Lorsqu'ils ont fait connaissance, sur un site de rencontres, Stéphanie Meunier s'est décrite à Francis Bastien comme une femme qui aimait les enfants.

Stéphanie Meunier, 32 ans, est maintenant accusée du meurtre prémédité du fils de Francis Bastien, Jérémy Bastien-Perron, 4 ans.

M. Bastien, 29 ans, a commencé à témoigner hier, au second jour du procès de Stéphanie Meunier, au palais de justice de Montréal. Il a témoigné avec beaucoup de difficulté, d'une voix à peine audible. Il semblait avoir du mal à comprendre les questions pourtant simples du procureur de la Couronne, Me Louis Bouthillier. Il a mis souvent du temps à y répondre, hésitant même au sujet de l'année de la mort de son fils, survenue en décembre 2008.

M. Bastien a fait la connaissance de l'accusée en mai 2008. «Elle me disait qu'elle aimait les enfants, qu'elle était mère de quatre enfants», a-t-il raconté. Sept mois plus tard, en novembre, ils ont décidé d'emménager ensemble dans un logement de la rue Armand-Bombardier, à Rivière-des-Prairies.

À l'époque, M. Bastien travaillait à temps plein dans une entreprise de planchers à Lachine. L'accusée, mère au foyer, gardait Jérémy. Lorsqu'il rentrait du travail, elle lui disait souvent que Jérémy «faisait des choses pas correctes» comme prendre du temps avant de finir son assiette, se souvient-il.

Avant de connaître Mme Meunier, le père n'avait pratiquement jamais levé la main sur son fils. Il se souvient de trois fois, dont l'une, alors que l'enfant avait 2 ans, où il l'a giflé parce qu'il lui avait craché au visage.

Les regrets de la mère

La mère de l'enfant, Julie Perron, avait 17 ans lorsqu'elle est tombée enceinte. À l'accouchement, elle n'était déjà plus en couple avec Francis Bastien. Le père a eu la garde de Jérémy un week-end sur deux jusqu'à ce qu'il atteigne l'âge de deux ans et demi. En 2006, Mme Perron a eu un second enfant. «Épuisée, au bord de la dépression», elle a confié la garde de Jérémy au père. Cela s'est fait à l'amiable, a-t-elle témoigné hier.

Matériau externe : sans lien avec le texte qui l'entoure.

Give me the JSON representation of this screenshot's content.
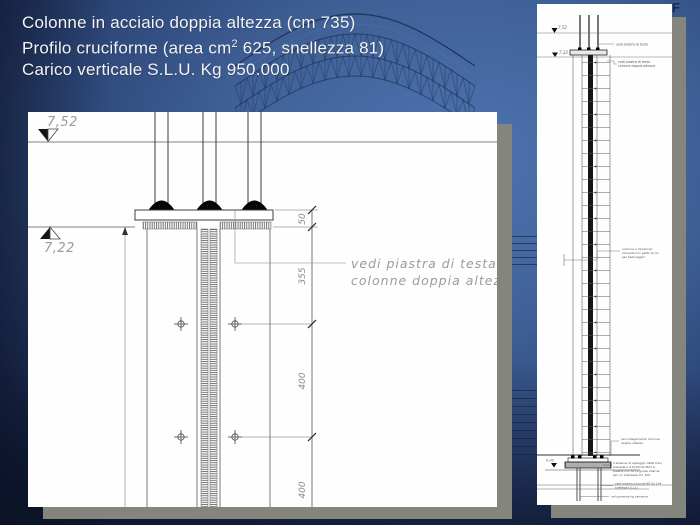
{
  "title": {
    "line1": "Colonne in acciaio doppia altezza (cm 735)",
    "line2_pre": "Profilo cruciforme (area cm",
    "line2_sup": "2",
    "line2_post": " 625, snellezza 81)",
    "line3": "Carico verticale S.L.U. Kg 950.000"
  },
  "main_drawing": {
    "level_upper": "7,52",
    "level_lower": "7,22",
    "dim_50": "50",
    "dim_355": "355",
    "dim_400a": "400",
    "dim_400b": "400",
    "note_line1": "vedi piastra di testa",
    "note_line2": "colonne doppia altezza"
  },
  "side_drawing": {
    "level_upper": "7,52",
    "level_lower": "7,22",
    "level_base": "0,00",
    "note_top": "vedi piastra di testa",
    "note_head": [
      "vedi piastra di testa",
      "colonne doppia altezza"
    ],
    "note_mid": [
      "colonna a 'tampone'",
      "riempita con getto di cls",
      "per betonaggio"
    ],
    "note_joint": [
      "nel collegamento colonne",
      "doppia altezza"
    ],
    "note_base_plate": [
      "il sistema di appoggio delle travi",
      "prevede n.4 tirafondi M24 e",
      "piastre con fori e guide interne",
      "per un interasse tot. 520"
    ],
    "note_anchor": [
      "vedi piastra colonne 60 5x 1x4",
      "snellezza S.L.U."
    ],
    "note_grout": "nel portante kg cemento"
  },
  "background": {
    "corner_glyph": "F"
  },
  "colors": {
    "background_light": "#4e74b0",
    "background_dark": "#141f3c",
    "panel": "#fefefe",
    "shadow": "#84867e",
    "line_dark": "#3c3c3c",
    "cad_gray": "#9a9a9a"
  }
}
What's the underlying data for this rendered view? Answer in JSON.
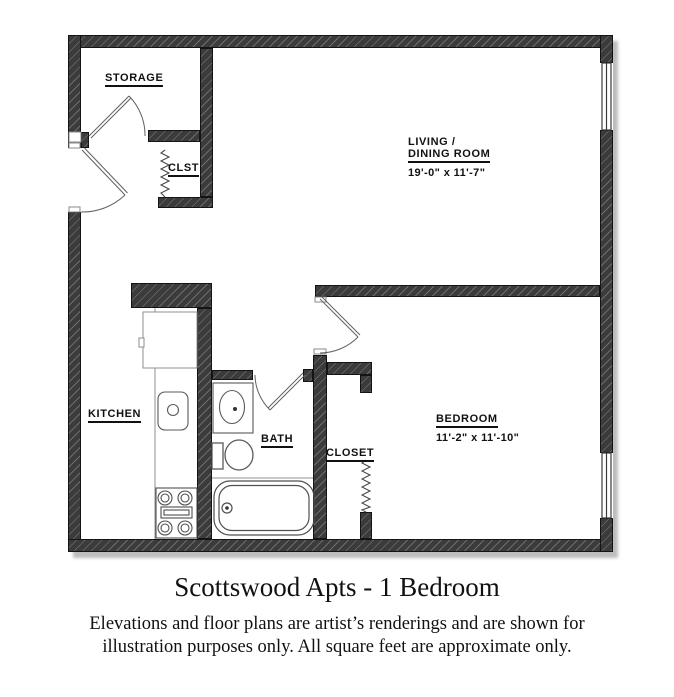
{
  "plan": {
    "rooms": [
      {
        "id": "storage",
        "label": "STORAGE"
      },
      {
        "id": "clst",
        "label": "CLST"
      },
      {
        "id": "living",
        "label_line1": "LIVING /",
        "label_line2": "DINING ROOM",
        "dims": "19'-0\" x 11'-7\""
      },
      {
        "id": "kitchen",
        "label": "KITCHEN"
      },
      {
        "id": "bath",
        "label": "BATH"
      },
      {
        "id": "closet",
        "label": "CLOSET"
      },
      {
        "id": "bedroom",
        "label": "BEDROOM",
        "dims": "11'-2\" x 11'-10\""
      }
    ],
    "fixtures": [
      "refrigerator",
      "kitchen-sink",
      "stove",
      "vanity-sink",
      "toilet",
      "bathtub"
    ],
    "doors": [
      "entry-door",
      "storage-door",
      "bath-door",
      "bedroom-door",
      "clst-accordion-door",
      "closet-accordion-door"
    ],
    "windows": [
      "living-room-window",
      "bedroom-window"
    ]
  },
  "footer": {
    "title": "Scottswood Apts - 1 Bedroom",
    "disclaimer_line1": "Elevations and floor plans are artist’s renderings and are shown for",
    "disclaimer_line2": "illustration purposes only. All square feet are approximate only."
  },
  "colors": {
    "wall": "#3b3b3b",
    "line": "#555555",
    "background": "#ffffff"
  }
}
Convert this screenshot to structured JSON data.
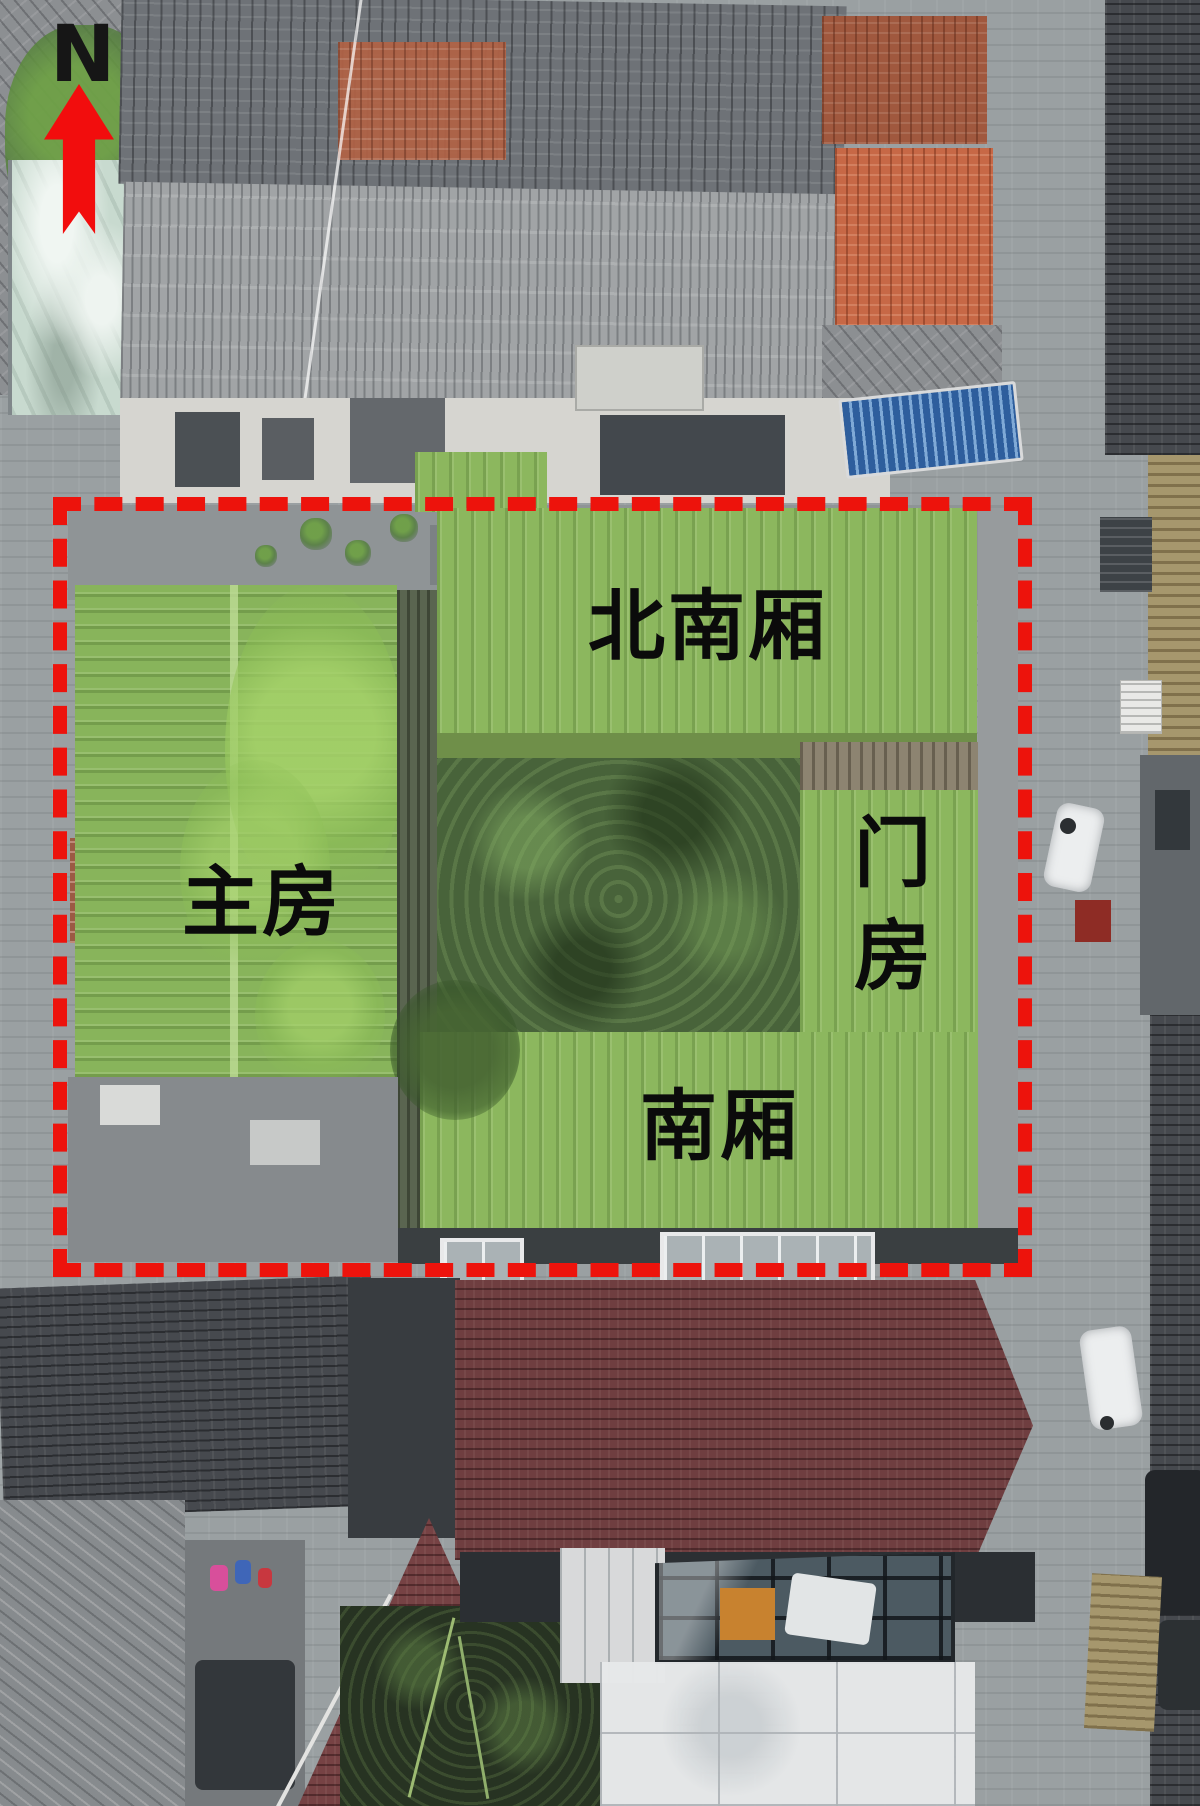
{
  "figure": {
    "description": "Aerial drone photo of a traditional courtyard compound with building annotations",
    "compass": {
      "label": "N",
      "arrow_color": "#f20d0d"
    },
    "boundary": {
      "shape": "dashed-rectangle",
      "color": "#ed130c",
      "style": "dashed"
    },
    "annotations": {
      "north_wing": {
        "label": "北南厢",
        "orientation": "horizontal"
      },
      "main_house": {
        "label": "主房",
        "orientation": "horizontal"
      },
      "gate_house": {
        "label": "门房",
        "orientation": "vertical"
      },
      "south_wing": {
        "label": "南厢",
        "orientation": "horizontal"
      }
    },
    "colors": {
      "highlight_green": "#88b45b",
      "courtyard_green": "#48633a",
      "boundary_red": "#ed130c",
      "label_black": "#0b0b0b",
      "gray_roof": "#6e7277",
      "red_roof": "#b26245",
      "maroon_roof": "#6f3e40"
    }
  }
}
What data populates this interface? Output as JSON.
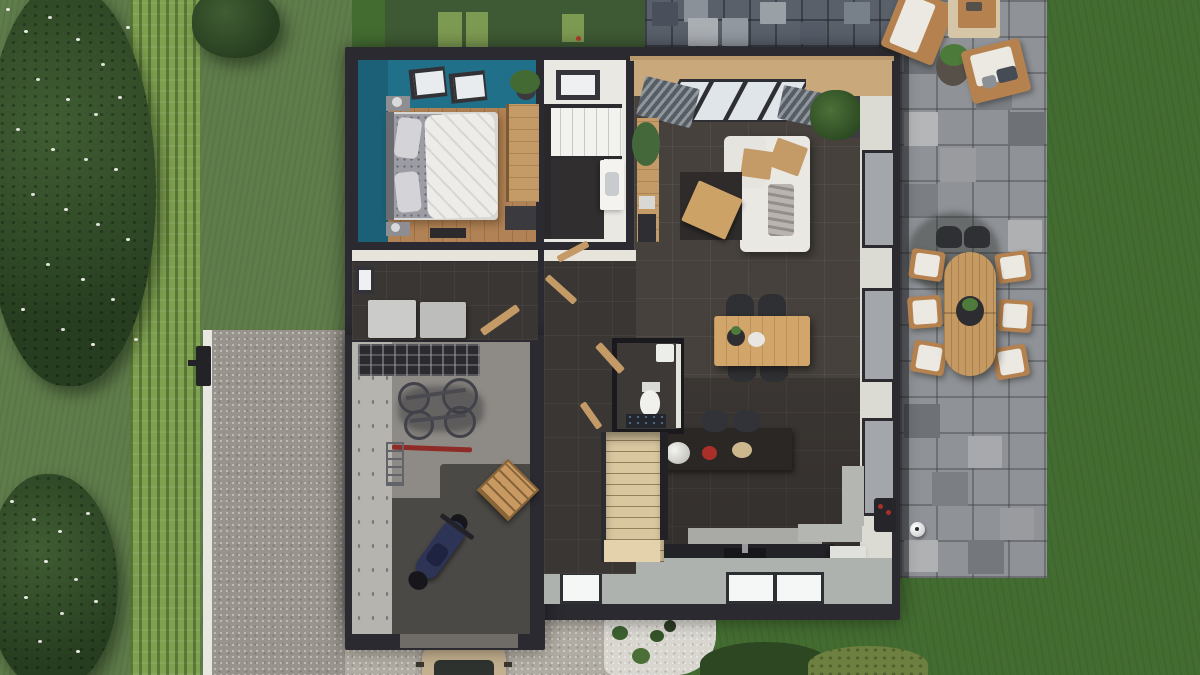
{
  "scene": {
    "title": "3D top-down render of a single-family house ground floor with garden, gravel driveway and stone terrace",
    "view": "top-down 3D floor plan render",
    "visible_text": "none"
  },
  "palette": {
    "lawn": "#436c31",
    "lawn_left": "#5f7c4b",
    "lawn_shadow": "#3e5a34",
    "hedge": "#7fa04f",
    "tree_foliage": "#2b4323",
    "flowers": "#e9ece4",
    "driveway_gravel": "#98938c",
    "apron_gravel": "#b1aca3",
    "rockery_gravel": "#d8d6cf",
    "terrace_stone": "#8f9297",
    "rear_paving": "#59606a",
    "wall": "#2b2a30",
    "interior_tile": "#46413d",
    "bedroom_wood": "#b18255",
    "accent_teal_wall": "#20708a",
    "bathroom_white": "#e9e8e3",
    "eave_tan": "#c9a87c",
    "furniture_wood": "#c49a66",
    "stairs_wood": "#d9c7a0",
    "sofa_white": "#eae8e3",
    "motorcycle_navy": "#2d3455",
    "car_beige": "#c3b08f",
    "stool_red": "#a83028"
  },
  "regions": {
    "garden_left": {
      "label": "Left garden with flowering trees and tall hedge"
    },
    "hedge": {
      "label": "Clipped hedge strip"
    },
    "driveway": {
      "label": "Gravel driveway with white kerb"
    },
    "mailbox": {
      "label": "Mailbox post at driveway"
    },
    "car": {
      "label": "Beige car at driveway entrance"
    },
    "rear_paving": {
      "label": "Rear paved path behind house"
    },
    "terrace": {
      "label": "Stone-paved side terrace"
    },
    "lawn_right": {
      "label": "Back lawn"
    },
    "rockery": {
      "label": "White-gravel planting bed with shrubs"
    },
    "bushes": {
      "label": "Round garden bushes"
    },
    "house": {
      "label": "House ground floor (open roof view)"
    }
  },
  "house": {
    "rooms": [
      {
        "id": "bedroom",
        "label": "Bedroom with teal accent wall",
        "floor": "wood",
        "furniture": [
          "double bed with white duvet",
          "two roof windows",
          "wardrobe",
          "nightstands",
          "potted plant",
          "desk"
        ]
      },
      {
        "id": "bathroom",
        "label": "Bathroom",
        "furniture": [
          "walk-in shower",
          "vanity sink",
          "window"
        ]
      },
      {
        "id": "living_room",
        "label": "Living room",
        "furniture": [
          "white corner sofa",
          "wooden trays",
          "coffee table on dark rug",
          "sideboard with plants",
          "corner plant",
          "bay window with blinds"
        ]
      },
      {
        "id": "dining_area",
        "label": "Dining area",
        "furniture": [
          "wooden dining table",
          "four dark chairs",
          "centerpiece bowl"
        ]
      },
      {
        "id": "kitchen",
        "label": "Kitchen",
        "furniture": [
          "dark island with two stools",
          "white flower bouquet",
          "red bowl",
          "rear counter with sink",
          "light bench",
          "white fridge cabinet",
          "three bottom windows"
        ]
      },
      {
        "id": "wc",
        "label": "Guest WC",
        "furniture": [
          "toilet",
          "hand basin",
          "patterned rug",
          "open wooden door"
        ]
      },
      {
        "id": "hallway",
        "label": "Hallway with open wooden doors"
      },
      {
        "id": "staircase",
        "label": "Light wooden staircase"
      },
      {
        "id": "utility_room",
        "label": "Utility room",
        "furniture": [
          "washer",
          "dryer",
          "small window",
          "open door"
        ]
      },
      {
        "id": "garage",
        "label": "Garage",
        "furniture": [
          "wall storage rack",
          "two wall-mounted bicycles",
          "red bicycle",
          "ladder",
          "navy motorcycle",
          "wooden pallet"
        ]
      }
    ]
  },
  "outdoor": {
    "dining_set": {
      "label": "Outdoor oval wooden dining table with six chairs",
      "chairs": 6,
      "table": "oval wood, center planter"
    },
    "lounge_set": {
      "label": "Two wooden lounge chairs, fire-pit table and planter"
    },
    "bbq": {
      "label": "Barbecue grill at house wall"
    },
    "ball": {
      "label": "Soccer ball on terrace"
    },
    "grass_pavers": {
      "label": "Light grass squares behind house"
    }
  }
}
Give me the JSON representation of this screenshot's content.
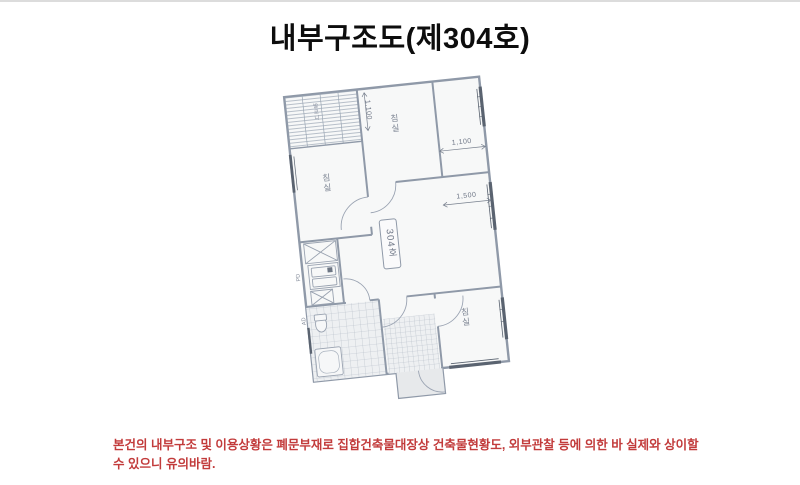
{
  "page": {
    "title": "내부구조도(제304호)"
  },
  "note": {
    "line1": "본건의 내부구조 및 이용상황은 폐문부재로 집합건축물대장상 건축물현황도, 외부관찰 등에 의한 바 실제와 상이할",
    "line2": "수 있으니 유의바람."
  },
  "floor_plan": {
    "unit_label": "304호",
    "room_labels": {
      "balcony": "발코니",
      "bedroom_left": "침실",
      "bedroom_top": "침실",
      "bedroom_bottom": "침실"
    },
    "duct_labels": {
      "pd": "PD",
      "ad": "AD"
    },
    "dimensions": {
      "top_vertical": "1,100",
      "right_upper": "1,100",
      "right_lower": "1,500"
    },
    "colors": {
      "wall_line": "#8f99a8",
      "window_line": "#5a6370",
      "note_red": "#c23b3b"
    }
  }
}
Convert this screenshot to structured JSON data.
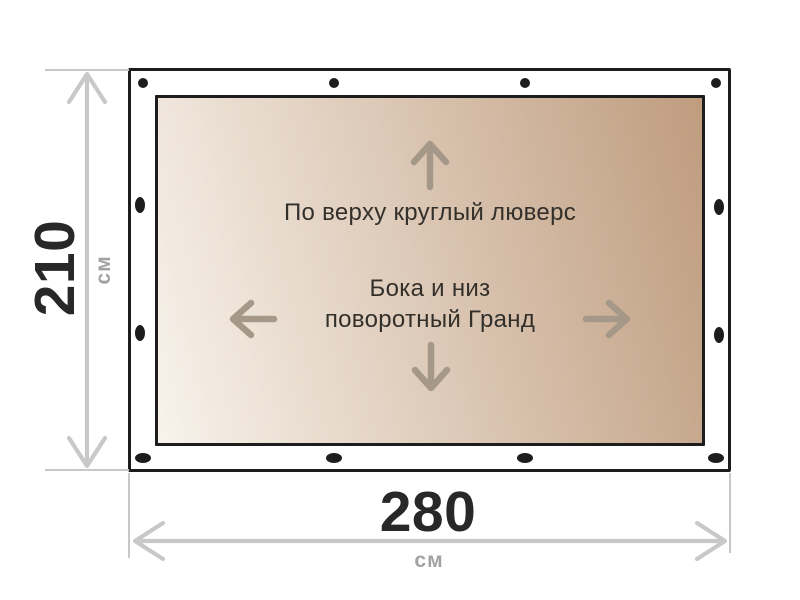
{
  "dimensions": {
    "height": {
      "value": "210",
      "unit": "см"
    },
    "width": {
      "value": "280",
      "unit": "см"
    }
  },
  "annotations": {
    "top_edge": "По верху круглый люверс",
    "sides_line1": "Бока и низ",
    "sides_line2": "поворотный Гранд"
  },
  "fasteners": {
    "top": {
      "type": "round-grommet",
      "count": 4
    },
    "left": {
      "type": "oval-grand-fastener",
      "count": 2
    },
    "right": {
      "type": "oval-grand-fastener",
      "count": 2
    },
    "bottom": {
      "type": "oval-grand-fastener",
      "count": 4
    }
  },
  "colors": {
    "outline": "#1d1d1d",
    "fastener": "#1d1d1d",
    "canvas_light": "#f8f3ec",
    "canvas_dark": "#bf9c7e",
    "direction_arrow": "#a69888",
    "annotation_text": "#33302b",
    "dimension_line": "#c8c8c8",
    "dimension_value": "#282828",
    "dimension_unit": "#a2a2a2"
  }
}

Julie Perron a vu son fils pour la dernière fois à la fin du mois d'août 2008. Il ne portait pas de marques de violence. Elle dit avoir tenté à plusieurs reprises de le voir par la suite, mais son ex-conjoint ne la rappelait jamais. Lorsque Mme Perron s'est présentée chez le couple Meunier-Bastien, à la fin du mois d'octobre, l'accusée lui aurait claqué la porte au nez. La mère songeait alors à intenter des recours pour obtenir la garde de Jérémy. «Je pense que j'ai trop attendu pour arriver au résultat que l'on connaît», a-t-elle dit sur un ton désolé.

Des cris chaque jour

Chantal Mercier, voisine de Mme Meunier, a déclaré qu'elle entendait chaque jour des cris et des claquements de porte provenant du logement du couple Meunier-Bastien.

Les cris étaient ceux d'une femme et d'un enfant, selon cette voisine, qui vivait avec son conjoint, Errol Jean, dans le logement au-dessus de celui de la famille recomposée de cinq enfants.

Le 6 décembre 2008, jour de la mort de Jérémy, Mme Mercier a encore une fois entendu «des cris colériques» provenant du logement de Mme Meunier. «C'était comme une grosse chicane, une grosse bataille» entre une femme et un enfant, a-t-elle expliqué au jury.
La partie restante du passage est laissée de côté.